No Brasil, há um surto de três doenças tropicais, a zika, a dengue e a chikungunya, todas transmitidas pelo mesmo mosquito. Muitos acreditam que o aquecimento global impulsionou essa epidemia, que agora se alastra pelo planeta. Mônaco tem receio de ser atingido? Estamos preocupados, mas nos antecipamos ao problema. Há três anos, casos da chikungunya africana começaram a surgir no sul da Europa. Naquela época, ajudamos organizações farmacêuticas que fazem pesquisa sobre doenças tropicais na África. Depois, promovemos um simpósio em Mônaco relacionando saúde pública às mudanças climáticas. Há poucos anos, existia pouquíssimo conhecimento sobre essa questão há poucos anos. Hoje, graças a esses estudos, avançamos. De qualquer forma, nenhuma preparação é pouca. Frente ao novo surto, temos uma campanha de conscientização e lançaremos um esforço ainda maior antes do verão. Uma das medidas visa educar donos de jardins para impedir a proliferação de mosquitos.

Mônaco tem uma população de 37 800 pessoas, que vivem em uma área de 2 quilômetros quadrados (menor do que a menor cidade paulista, Águas de São Pedro).
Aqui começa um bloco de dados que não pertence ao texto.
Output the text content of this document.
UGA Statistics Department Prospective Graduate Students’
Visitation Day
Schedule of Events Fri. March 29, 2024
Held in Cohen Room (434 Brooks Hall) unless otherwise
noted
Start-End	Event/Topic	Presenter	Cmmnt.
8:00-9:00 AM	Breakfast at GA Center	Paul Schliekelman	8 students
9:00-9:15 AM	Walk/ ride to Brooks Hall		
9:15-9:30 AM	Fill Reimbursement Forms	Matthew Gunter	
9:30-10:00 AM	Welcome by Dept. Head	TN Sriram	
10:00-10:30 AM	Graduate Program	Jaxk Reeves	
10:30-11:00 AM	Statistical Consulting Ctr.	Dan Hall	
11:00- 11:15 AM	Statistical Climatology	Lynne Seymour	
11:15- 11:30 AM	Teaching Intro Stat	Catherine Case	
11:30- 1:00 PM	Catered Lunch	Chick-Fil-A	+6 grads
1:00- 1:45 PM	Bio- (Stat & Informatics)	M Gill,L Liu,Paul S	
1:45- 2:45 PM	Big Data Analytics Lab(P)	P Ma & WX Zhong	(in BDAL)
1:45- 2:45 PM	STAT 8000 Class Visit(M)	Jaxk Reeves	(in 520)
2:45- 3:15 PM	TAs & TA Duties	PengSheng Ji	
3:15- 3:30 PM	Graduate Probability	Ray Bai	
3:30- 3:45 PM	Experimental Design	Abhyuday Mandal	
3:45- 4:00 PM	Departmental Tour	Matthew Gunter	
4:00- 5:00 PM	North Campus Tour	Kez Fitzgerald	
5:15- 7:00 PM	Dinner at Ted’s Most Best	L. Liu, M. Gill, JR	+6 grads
É mais fácil governar um Estado pequeno? Pode-se pensar que um país diminuto daria menor trabalho. Não é verdade. Encaramos os mesmos problemas que qualquer outra nação, em escala diferente. Ser príncipe é um compromisso de tempo integral, no qual preciso dar o máximo para cuidar o melhor possível dos cidadãos e, também, dos muitos turistas que nos visitam. A dedicação é total, sem descanso, e é assim que tem de ser para que o país avance.

O senhor teve filhos gêmeos no ano passado. Que planeta pretende deixar para eles? Um no qual seja possível se desenvolver de forma sustentável, com uma nova abordagem do consumismo. Isso leva à necessidade de mudar nossa mentalidade. Não será fácil, pois, quando se tem uma vida confortável, poucos querem colocá-la em dúvida.
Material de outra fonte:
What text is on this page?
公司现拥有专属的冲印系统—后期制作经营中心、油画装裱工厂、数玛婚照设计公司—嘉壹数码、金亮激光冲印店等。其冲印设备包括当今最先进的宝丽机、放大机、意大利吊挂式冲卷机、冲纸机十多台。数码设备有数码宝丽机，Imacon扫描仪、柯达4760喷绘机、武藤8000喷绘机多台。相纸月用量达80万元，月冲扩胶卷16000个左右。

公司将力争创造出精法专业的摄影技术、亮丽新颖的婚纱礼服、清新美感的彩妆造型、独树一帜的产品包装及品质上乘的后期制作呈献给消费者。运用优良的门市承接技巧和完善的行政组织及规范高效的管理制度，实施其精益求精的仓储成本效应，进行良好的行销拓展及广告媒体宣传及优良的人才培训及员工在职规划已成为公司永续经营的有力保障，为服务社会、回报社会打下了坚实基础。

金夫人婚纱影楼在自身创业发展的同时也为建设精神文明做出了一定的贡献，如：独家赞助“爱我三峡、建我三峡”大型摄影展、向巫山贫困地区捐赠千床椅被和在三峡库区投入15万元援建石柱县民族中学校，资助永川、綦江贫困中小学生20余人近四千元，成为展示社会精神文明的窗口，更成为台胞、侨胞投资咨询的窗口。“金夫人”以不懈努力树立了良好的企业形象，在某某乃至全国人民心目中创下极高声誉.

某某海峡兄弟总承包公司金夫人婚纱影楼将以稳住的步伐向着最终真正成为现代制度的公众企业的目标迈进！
Mônaco é conhecida por seus cassinos, pela população enriquecida e por ser um dos principais destinos turísticos de luxo. Não é um paradoxo defender a redução do consumismo? Não quero proibir que curtam seus carros ou consumam o que quiserem. É preciso oferecer alternativas sustentáveis, como veículos elétricos. Contudo, se um dia o consumismo exacerbado dificultar o cumprimento de nossas metas ambientais, terei de impor limites, como ao uso de combustíveis fósseis. Se chegarmos a isso, prevejo protestos em meu principado.